The presence of lymph node (LN) metastases guides cancer staging and worsens prognoses. Incomplete lymphadenectomy of metastatic LNs may end up with disease recurrence, while excessive resection can result in increased postoperative complications with even no survival benefit. Thus, effective non-invasive methods to treat metastatic LNs would be highly desirable. Here, we develop an enzyme-responsive formulation of small-sized doxorubicin-loaded mesoporous silica nanoparticles (DMSN, 40 nm) encapsulated in nanoliposomes (DMSN@Pla-Lipo, 160 nm).
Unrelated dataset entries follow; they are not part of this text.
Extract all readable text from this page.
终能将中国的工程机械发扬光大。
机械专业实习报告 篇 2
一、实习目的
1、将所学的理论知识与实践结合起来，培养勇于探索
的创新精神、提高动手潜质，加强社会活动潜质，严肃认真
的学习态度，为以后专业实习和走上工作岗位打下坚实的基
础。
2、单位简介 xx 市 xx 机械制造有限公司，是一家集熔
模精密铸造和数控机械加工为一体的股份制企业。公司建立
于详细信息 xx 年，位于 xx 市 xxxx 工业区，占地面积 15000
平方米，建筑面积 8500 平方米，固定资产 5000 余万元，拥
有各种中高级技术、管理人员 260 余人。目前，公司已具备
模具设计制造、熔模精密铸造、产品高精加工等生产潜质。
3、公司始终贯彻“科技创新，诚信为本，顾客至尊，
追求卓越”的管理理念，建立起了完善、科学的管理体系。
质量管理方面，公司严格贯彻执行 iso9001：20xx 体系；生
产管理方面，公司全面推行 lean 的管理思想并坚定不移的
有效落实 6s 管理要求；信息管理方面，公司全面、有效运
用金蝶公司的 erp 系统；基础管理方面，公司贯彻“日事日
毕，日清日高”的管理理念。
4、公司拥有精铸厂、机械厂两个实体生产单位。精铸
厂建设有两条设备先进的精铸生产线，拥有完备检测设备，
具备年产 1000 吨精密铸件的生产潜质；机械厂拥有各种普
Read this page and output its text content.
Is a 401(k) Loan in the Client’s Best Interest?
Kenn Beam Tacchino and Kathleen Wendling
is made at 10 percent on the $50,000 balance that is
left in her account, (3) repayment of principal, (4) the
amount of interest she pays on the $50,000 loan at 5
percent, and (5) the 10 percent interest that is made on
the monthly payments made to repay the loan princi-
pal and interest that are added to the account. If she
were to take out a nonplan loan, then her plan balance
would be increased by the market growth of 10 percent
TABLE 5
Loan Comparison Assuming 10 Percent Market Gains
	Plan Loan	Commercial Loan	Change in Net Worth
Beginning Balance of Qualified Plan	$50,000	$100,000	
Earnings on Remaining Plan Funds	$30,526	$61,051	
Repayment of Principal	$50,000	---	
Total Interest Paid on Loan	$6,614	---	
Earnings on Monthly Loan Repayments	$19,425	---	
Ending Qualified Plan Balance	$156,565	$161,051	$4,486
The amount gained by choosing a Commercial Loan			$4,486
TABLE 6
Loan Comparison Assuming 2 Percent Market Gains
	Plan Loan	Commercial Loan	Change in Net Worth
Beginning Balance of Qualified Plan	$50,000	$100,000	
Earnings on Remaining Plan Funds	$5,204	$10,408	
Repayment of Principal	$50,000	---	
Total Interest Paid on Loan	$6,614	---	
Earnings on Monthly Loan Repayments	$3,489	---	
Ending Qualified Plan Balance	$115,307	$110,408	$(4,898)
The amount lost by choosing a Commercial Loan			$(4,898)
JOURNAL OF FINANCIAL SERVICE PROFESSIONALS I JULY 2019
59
The liposomal membrane contains 1,2-dipalmitoyl-sn-glycero-3-phospho-rac-(1-glycerol) (DPPG) and 1,2-dipalmitoyl-sn-glycero-3-phosphocholine (DPPC), two phospholipids sensitive to secreted phospholipase A2 in human colorectal tumors. In an orthotopic colorectal murine tumor model, phospholipase-induced membrane permeabilization triggers the liberation of DMSN from liposomes for enhanced tumor penetration, conferring an enhanced suppression for the primary tumor. Furthermore, through translocation into metastatic LNs via tumor lymphatics, metastatic tumor cells in LNs are eradicated. Metastases to other major organs are also suppressed, which can be ascribed to the inhibition of colorectal cancer metastasis-associated TGF-β, Wnt, and Hippo signaling pathways in metastatic LNs. The treatment confers an 80% 90-day survival rate in this aggressive tumor model. Taken together, this study demonstrates a deliberate treatment approach for management of both primary tumors and metastatic LNs through multistage drug delivery. Lymph node (LN) metastases after primary treatment may end up with disease recurrence and poor survival rate. Here this group designs a phospholipase A2 (sPLA2)-responsive nanosystem delivering doxorubicin for in vivo inhibition of both primary colorectal tumor progression and LN metastasis.